A differenza di quanto si possa pensare, il numero delle società innovative in Italia è molto più alto di quanto dichiarato da fonti ufficiali come Infocamere. In base a quest’ultimi, infatti, a fine giugno si contavano 9.238 startup innovative, iscritte nella sezione speciale del Registro delle imprese. Nella realtà dei fatti, però, vi sono altre 4.487 imprese che si occupano di innovazione e per questo motivo il numero effettivo di aziende tecnologiche in Italia supera quota 14 mila. Un dato davvero interessante, soprattutto se si pensa che attesta una maggiorazione del 12% rispetto ai dati di due anni fa. A dichiarare questo aumento è Cerved, che a tal fine ha utilizzato degli algoritmi di ricerca semantica sviluppati da SpazioDati, azienda trentina in cui la società ha deciso di investire un capitale di circa tre milioni di euro nel corso del triennio 2014-2016, acquisendone in questo modo la maggioranza

La ricerca di SpazioDati

Per ottenere questi risultati, il motore intelligente di SpazioDati è stato applicato alla presenza online di società anagraficamente giovani e con contenuti molto simili a quelli che contraddistinguono le startup iscritte alla sezione speciale. In questo modo si èriusciti ad ottenere una specie di mappa che peremtte di capire dove sono presenti la maggior parte delle imprese attive e ovviamente il risultato dimostra una maggior presenza nelle cinque province a maggiore densità, ovvero: Milano con 2.311 imprese, poi Roma con 1.470, Torino con 521, Napoli con 507 e Bologna 415. Svolgendo questa indagine, SpazioDati ha voluto anche misurare il grado di innovazione dei territori e per questo motivo ha deciso si elaborare un indice che se maggiore di 1 significa che la presenza relativa di startup innovative nella provincia è maggiore della media nazionale.  In questo modo si è rilevato che la città più innovativa è senz’ombra di dubbio  Trento, mentre a seguire vi sono Trieste, Ascoli e Pordenone. Gli strumenti di analytics di SpazioDati hanno inoltre permesso di individuare otto “categorie” che rimandano all’attività descritte dalle startup nei loro siti internet, mettendo in evidenza dati davvero interessanti. In particolar modo si è scoperto che a crescere di più sono le realtà innovative impegnate nella ricerca e sviluppo, con un incremento del 50,6% rispetto all’analisi di due anni fa, e che registrano un ottimo andamento anche studi di ingegneria, con +29,8%, molti gli spin-off universitari, modellazione 3D, con +12,7% e Big Data con +11,9%. In calo, invece, le startup che hanno deciso di puntare su app mobili, -4%, sviluppo software, -6%,ecosostenibilità,-19,5% e biotecnologie con -28,1%.
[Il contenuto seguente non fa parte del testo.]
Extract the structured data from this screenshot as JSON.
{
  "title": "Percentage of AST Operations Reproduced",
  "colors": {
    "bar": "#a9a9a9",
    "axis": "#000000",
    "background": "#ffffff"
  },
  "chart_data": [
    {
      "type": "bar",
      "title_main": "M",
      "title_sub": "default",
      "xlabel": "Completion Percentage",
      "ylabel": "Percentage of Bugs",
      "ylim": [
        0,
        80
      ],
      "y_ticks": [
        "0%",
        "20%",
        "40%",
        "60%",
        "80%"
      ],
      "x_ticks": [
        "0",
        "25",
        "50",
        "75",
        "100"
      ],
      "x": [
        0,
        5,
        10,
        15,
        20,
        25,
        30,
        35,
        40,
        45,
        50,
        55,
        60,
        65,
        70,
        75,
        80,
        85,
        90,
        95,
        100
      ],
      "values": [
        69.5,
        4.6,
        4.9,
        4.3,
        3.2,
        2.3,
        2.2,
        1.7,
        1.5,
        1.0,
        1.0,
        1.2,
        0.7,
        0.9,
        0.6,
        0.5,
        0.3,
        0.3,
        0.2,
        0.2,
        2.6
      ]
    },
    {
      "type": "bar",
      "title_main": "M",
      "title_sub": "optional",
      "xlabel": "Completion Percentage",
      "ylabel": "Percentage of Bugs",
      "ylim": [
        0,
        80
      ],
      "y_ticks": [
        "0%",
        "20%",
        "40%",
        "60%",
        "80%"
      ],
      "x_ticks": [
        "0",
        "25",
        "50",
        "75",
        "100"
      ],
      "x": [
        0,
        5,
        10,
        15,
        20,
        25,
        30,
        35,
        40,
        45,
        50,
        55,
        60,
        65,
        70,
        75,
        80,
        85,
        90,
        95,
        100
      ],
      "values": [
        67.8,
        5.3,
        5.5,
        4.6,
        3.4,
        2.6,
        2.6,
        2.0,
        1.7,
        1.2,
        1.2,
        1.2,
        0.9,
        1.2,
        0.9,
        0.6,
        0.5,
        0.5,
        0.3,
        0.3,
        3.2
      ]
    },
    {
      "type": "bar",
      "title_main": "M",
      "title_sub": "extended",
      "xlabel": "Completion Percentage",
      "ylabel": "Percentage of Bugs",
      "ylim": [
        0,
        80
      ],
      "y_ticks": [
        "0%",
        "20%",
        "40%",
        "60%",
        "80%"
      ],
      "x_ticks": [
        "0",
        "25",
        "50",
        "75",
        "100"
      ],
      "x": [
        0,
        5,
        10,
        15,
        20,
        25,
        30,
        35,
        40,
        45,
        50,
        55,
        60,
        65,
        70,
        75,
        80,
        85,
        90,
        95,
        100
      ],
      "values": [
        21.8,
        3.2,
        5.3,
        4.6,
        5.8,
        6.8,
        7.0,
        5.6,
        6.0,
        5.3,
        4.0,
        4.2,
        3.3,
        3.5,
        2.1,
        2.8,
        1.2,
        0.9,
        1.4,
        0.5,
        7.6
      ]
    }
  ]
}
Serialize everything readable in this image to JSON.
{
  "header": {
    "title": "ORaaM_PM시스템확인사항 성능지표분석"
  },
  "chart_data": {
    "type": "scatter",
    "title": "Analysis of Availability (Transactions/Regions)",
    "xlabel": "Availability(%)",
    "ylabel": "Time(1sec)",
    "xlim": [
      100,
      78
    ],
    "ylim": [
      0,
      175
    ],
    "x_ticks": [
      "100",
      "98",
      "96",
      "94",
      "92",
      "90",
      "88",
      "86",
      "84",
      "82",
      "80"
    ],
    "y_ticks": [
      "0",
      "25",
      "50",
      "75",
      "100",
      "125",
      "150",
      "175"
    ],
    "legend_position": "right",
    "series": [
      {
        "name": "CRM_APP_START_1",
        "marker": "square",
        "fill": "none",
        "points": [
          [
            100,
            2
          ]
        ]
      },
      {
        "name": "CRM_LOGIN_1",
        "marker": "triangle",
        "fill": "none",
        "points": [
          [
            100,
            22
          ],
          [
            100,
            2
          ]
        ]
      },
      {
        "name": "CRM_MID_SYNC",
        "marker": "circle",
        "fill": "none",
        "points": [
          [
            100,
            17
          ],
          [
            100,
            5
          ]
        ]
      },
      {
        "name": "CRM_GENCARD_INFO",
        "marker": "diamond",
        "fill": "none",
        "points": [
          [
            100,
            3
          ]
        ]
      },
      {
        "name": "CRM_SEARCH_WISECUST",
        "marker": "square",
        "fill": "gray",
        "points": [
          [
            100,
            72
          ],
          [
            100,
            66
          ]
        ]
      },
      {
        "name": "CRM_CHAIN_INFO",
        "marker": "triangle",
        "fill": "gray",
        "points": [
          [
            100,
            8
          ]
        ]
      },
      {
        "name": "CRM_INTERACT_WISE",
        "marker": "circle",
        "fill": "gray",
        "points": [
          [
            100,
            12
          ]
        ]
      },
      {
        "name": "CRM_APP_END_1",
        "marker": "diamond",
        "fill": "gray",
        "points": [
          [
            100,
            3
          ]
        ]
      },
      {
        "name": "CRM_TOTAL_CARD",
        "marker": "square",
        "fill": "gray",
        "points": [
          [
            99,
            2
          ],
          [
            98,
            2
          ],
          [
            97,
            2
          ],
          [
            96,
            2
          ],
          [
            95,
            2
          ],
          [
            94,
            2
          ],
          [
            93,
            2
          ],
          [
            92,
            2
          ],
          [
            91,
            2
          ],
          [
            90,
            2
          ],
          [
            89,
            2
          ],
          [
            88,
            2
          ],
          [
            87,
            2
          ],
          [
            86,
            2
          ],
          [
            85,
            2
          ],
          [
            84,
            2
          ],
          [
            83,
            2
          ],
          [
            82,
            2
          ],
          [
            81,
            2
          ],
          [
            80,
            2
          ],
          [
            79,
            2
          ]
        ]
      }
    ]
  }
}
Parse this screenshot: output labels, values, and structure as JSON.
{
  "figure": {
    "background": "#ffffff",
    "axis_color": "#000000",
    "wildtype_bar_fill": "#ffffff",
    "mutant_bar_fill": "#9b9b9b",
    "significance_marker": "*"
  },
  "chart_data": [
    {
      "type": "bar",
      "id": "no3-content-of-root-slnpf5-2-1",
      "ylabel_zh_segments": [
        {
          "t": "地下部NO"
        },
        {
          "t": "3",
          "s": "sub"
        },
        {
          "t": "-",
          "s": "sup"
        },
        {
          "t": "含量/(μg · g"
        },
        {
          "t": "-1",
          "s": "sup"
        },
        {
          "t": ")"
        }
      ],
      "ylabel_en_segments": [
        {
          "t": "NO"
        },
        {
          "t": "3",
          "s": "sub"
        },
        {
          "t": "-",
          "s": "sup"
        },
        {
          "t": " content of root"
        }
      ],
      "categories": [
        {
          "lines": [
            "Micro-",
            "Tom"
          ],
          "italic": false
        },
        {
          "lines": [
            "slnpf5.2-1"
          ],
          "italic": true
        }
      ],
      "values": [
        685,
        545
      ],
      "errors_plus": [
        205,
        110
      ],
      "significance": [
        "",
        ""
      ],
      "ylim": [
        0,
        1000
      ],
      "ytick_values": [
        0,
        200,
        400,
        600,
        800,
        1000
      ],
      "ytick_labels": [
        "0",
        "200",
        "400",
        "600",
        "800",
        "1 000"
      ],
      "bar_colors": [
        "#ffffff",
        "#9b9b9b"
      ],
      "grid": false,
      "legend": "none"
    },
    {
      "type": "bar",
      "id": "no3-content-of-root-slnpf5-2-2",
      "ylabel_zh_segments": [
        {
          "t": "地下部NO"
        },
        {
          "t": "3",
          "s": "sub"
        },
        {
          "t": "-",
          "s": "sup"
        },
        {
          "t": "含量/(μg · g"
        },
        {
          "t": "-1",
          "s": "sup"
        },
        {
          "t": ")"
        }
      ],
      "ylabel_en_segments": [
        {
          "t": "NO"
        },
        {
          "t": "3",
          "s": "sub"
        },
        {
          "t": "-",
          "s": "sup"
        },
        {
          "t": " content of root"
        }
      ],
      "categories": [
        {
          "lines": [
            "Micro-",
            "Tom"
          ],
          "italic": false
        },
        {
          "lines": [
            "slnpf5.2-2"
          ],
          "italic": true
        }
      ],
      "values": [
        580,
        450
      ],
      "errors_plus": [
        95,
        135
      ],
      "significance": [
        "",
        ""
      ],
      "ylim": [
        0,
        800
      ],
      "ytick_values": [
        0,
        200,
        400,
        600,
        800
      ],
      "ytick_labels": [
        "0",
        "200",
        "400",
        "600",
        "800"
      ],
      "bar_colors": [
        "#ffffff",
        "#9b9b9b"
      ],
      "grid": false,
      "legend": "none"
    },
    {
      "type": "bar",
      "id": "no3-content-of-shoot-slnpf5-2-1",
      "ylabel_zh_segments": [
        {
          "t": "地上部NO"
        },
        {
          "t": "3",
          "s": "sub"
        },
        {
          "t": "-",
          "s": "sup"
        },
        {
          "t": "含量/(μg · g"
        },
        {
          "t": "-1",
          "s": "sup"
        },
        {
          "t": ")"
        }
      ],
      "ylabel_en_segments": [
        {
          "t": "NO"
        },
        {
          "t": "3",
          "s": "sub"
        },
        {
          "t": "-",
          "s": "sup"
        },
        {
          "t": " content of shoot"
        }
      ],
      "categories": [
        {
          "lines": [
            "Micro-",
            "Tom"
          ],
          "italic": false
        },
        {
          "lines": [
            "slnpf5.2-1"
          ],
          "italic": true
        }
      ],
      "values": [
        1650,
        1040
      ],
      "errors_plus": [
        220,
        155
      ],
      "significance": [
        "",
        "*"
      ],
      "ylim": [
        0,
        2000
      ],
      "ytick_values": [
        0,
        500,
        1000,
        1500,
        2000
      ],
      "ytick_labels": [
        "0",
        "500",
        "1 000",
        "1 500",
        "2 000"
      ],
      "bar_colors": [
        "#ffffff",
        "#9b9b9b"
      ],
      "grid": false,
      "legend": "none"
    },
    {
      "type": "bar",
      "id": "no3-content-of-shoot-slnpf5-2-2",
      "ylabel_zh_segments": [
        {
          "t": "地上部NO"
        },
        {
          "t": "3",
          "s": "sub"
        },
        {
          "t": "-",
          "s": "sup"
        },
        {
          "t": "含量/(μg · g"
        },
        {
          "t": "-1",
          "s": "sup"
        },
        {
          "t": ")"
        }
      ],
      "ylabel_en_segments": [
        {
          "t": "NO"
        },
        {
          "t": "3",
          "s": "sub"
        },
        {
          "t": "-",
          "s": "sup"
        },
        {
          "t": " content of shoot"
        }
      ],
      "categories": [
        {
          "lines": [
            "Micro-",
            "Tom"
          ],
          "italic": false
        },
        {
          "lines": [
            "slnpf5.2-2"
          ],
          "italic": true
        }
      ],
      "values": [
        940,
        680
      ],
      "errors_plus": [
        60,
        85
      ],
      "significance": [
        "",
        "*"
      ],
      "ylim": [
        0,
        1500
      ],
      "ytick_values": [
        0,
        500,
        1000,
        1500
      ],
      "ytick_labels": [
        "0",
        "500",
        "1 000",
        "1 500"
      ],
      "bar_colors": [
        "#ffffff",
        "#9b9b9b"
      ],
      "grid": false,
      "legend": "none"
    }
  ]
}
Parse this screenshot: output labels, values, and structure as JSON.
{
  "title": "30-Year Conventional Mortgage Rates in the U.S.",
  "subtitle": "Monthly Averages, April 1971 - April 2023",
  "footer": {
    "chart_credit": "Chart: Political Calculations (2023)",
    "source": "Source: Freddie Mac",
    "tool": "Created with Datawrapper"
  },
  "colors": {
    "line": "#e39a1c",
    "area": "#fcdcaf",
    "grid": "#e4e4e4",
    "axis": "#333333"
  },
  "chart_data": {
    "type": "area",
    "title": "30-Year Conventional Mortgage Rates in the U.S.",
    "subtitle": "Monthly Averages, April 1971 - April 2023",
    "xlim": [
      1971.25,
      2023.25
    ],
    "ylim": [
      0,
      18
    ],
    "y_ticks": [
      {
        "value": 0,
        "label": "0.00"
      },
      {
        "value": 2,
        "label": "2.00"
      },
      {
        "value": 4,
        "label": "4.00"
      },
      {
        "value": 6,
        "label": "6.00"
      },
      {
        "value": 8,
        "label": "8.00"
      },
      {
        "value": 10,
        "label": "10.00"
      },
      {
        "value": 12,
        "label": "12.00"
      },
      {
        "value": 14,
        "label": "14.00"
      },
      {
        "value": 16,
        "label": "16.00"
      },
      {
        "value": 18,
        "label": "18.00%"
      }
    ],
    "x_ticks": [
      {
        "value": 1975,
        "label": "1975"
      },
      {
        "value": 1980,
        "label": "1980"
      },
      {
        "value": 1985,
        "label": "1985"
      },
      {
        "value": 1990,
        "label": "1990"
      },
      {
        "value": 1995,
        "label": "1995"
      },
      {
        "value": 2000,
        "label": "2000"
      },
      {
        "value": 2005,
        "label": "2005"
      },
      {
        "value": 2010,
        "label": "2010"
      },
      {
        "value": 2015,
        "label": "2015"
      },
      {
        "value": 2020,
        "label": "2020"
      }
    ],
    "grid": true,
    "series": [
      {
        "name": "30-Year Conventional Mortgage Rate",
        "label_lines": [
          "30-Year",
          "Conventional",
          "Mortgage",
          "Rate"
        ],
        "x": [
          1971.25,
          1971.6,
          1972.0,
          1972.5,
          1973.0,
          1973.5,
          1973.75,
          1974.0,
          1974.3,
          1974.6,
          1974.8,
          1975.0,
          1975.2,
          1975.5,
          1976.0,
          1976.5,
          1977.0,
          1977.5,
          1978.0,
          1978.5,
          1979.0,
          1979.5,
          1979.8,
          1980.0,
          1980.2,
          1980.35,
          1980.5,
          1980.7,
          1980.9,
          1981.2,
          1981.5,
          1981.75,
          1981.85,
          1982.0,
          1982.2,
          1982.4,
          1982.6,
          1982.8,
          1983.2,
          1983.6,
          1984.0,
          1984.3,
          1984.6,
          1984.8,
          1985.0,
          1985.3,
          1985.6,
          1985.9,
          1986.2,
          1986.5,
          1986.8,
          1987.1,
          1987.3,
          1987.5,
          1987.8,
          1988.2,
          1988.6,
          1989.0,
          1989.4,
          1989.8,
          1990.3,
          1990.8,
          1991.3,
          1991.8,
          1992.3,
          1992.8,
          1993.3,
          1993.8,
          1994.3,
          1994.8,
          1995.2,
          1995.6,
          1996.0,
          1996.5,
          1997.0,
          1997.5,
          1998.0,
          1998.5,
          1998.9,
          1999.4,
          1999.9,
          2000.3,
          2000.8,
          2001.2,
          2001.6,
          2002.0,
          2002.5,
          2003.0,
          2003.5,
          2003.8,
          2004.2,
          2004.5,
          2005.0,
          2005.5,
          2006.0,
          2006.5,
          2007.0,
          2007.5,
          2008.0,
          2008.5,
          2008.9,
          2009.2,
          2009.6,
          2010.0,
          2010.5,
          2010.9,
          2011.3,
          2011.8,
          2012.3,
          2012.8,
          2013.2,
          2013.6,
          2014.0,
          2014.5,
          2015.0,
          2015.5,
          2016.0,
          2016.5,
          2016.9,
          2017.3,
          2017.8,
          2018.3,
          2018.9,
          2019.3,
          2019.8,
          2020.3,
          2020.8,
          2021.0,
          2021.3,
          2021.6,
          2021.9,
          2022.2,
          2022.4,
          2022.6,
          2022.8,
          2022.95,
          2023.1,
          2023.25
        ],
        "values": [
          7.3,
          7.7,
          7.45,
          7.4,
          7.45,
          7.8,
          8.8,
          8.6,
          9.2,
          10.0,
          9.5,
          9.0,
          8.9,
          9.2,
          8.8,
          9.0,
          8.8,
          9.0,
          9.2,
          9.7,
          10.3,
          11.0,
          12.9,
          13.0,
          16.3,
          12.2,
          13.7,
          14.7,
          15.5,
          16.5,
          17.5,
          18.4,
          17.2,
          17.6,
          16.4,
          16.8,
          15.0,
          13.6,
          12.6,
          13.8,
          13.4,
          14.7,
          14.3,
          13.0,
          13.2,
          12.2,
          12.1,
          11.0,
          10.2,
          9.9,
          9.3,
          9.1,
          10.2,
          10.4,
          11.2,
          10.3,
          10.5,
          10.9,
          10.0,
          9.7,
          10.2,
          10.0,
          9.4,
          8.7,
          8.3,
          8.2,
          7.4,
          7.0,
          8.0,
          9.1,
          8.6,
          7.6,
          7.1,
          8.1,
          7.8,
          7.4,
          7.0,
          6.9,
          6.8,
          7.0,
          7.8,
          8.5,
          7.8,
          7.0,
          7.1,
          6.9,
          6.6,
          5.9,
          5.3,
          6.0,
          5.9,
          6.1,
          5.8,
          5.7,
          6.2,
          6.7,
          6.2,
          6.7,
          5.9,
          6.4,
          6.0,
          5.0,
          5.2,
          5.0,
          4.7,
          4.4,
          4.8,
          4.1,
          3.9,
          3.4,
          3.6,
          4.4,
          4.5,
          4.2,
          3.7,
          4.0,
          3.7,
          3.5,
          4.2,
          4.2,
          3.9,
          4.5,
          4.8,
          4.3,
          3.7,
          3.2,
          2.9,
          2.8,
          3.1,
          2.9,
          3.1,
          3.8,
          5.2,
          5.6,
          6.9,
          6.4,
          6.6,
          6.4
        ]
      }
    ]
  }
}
Entrando ulteriormente nei dettagli, vi potrà interessare sapere che il cluster delle biotecnologie, in cui rientrano anche le startup attive nel campo dell’ingegneria biomedica e molecolare, vanta oltre 1.060 imprese con un’incidenza particolarmente elevata nelle province di Trento, Ravenna e Trieste, mentre fra le grandi città a registra una maggiore incidenza è Bologna. Per quanto vi sia una leggere flessione, inoltre, il comparto delle imprese che producono applicazioni e componentistica per smartphone e tablet continua ad essere quello di maggior successo e prospettiva, vantando ben 2.672 startup. A presentare indici di innovazione particolarmente elevati sono le città di Trento, Belluno e Ravenna. Milano e Torino, invece, sono i capoluoghi di Regione di maggior successo del settore, mentre Caglii si afferma come l’eccellenza del Mezzogiorno. Molto diffuse e con grandi potenzialità di sviluppo sono anche le aziende si occupano di progettare e realizzare software e soluzioni Iot per computer, dispositivi indossabili ed elettrodomestici. In questo settore si contano ben 1.140 startup, presenti in maggior numero nelle province di Trento, Ancona ed Aosta. In tale contesto Torino è al primo posto tra le grandi città, mentre Campobasso si afferma come principale punto di concentrazione di questo tipo di realtà al Sud.